WILKES-BARRE — The Pennsylvania Senate last week unanimously approved House Bill 1918 — legislation that will reduce fraud by criminalizing the use of credit card skimming devices.
The measure, sponsored by state Rep. Kristin Phillips-Hill of York County, now heads to Gov. Tom Wolf for his signature.
Specifically, HB 1918 would criminalize the use of a scanning or skimming device, the use of a re-encoder, and the possession or sale of a skimming device — along with imposing stiff penalties. Currently, prosecutors can only levy theft charges against such crimes.
“We strongly urge Gov. Wolf to sign this important piece of legislation that will protect consumers and benefit thousands of Pennsylvania businesses by creating a strong deterrent for identity thieves,” PFMA President and CEO Alex Baloga said.

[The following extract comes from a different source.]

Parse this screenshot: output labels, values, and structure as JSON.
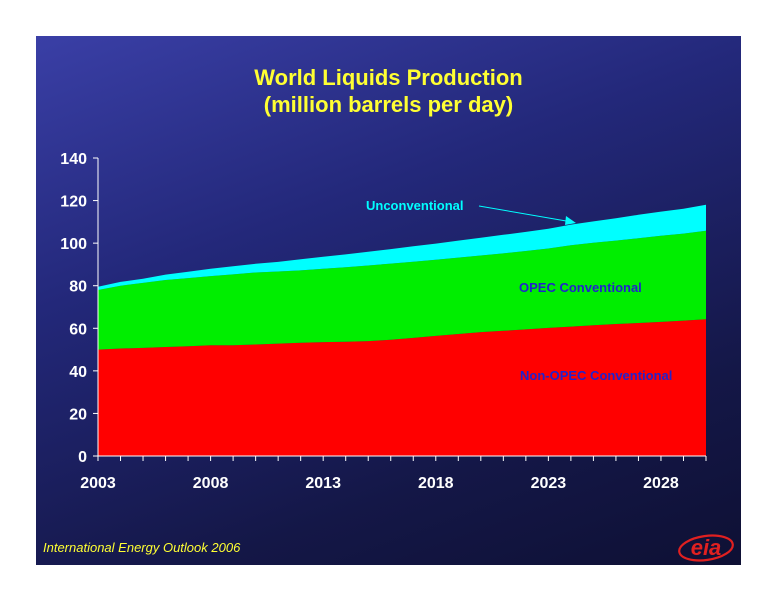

Baloga said this is an issue that retailers and the legislature and governor’s office have been working on for some time to try to combat credit card skimming.
“Our goal is to protect consumers,” Baloga said. “We are doing everything we can to combat credit card skimming. It’s a long-standing fight and we have several partners. We will continue to do all we can to increase awareness. This legislation is a step in the right direction.”
Hard-to-detect credit card skimming devices are used to copy identifying information of credit cards at gas pumps, cash machines and other common points of payment.
Nationwide, credit card fraud costs retailers $580.5 million in losses and $6.47 billion in prevention costs annually.
The new crime would be graded as a third-degree felony for a first offense and a second or subsequent offense would be a second-degree felony. If signed into law, Pennsylvania would join 30 other states with similar laws on the books.
The bill would take effect 60 days following the governor’s signature.
“There is definitely more awareness today,” Baloga said. “Law enforcement, retailers, government agencies and the media are all telling consumers what to watch for. It’s been a group effort.”
FTC issues tips
The Federal Trade Commission — www.consumer.ftc — offers several tips to keep your cards and account numbers safe.
For example, the FTC recommends you keep a record of all account numbers, their expiration dates and the phone number to report fraud for each company in a secure place. Also, don’t lend your card to anyone — even your kids or roommates — and don’t leave your cards, receipts, or statements around your home or office. When you no longer need them, shred them before throwing them away.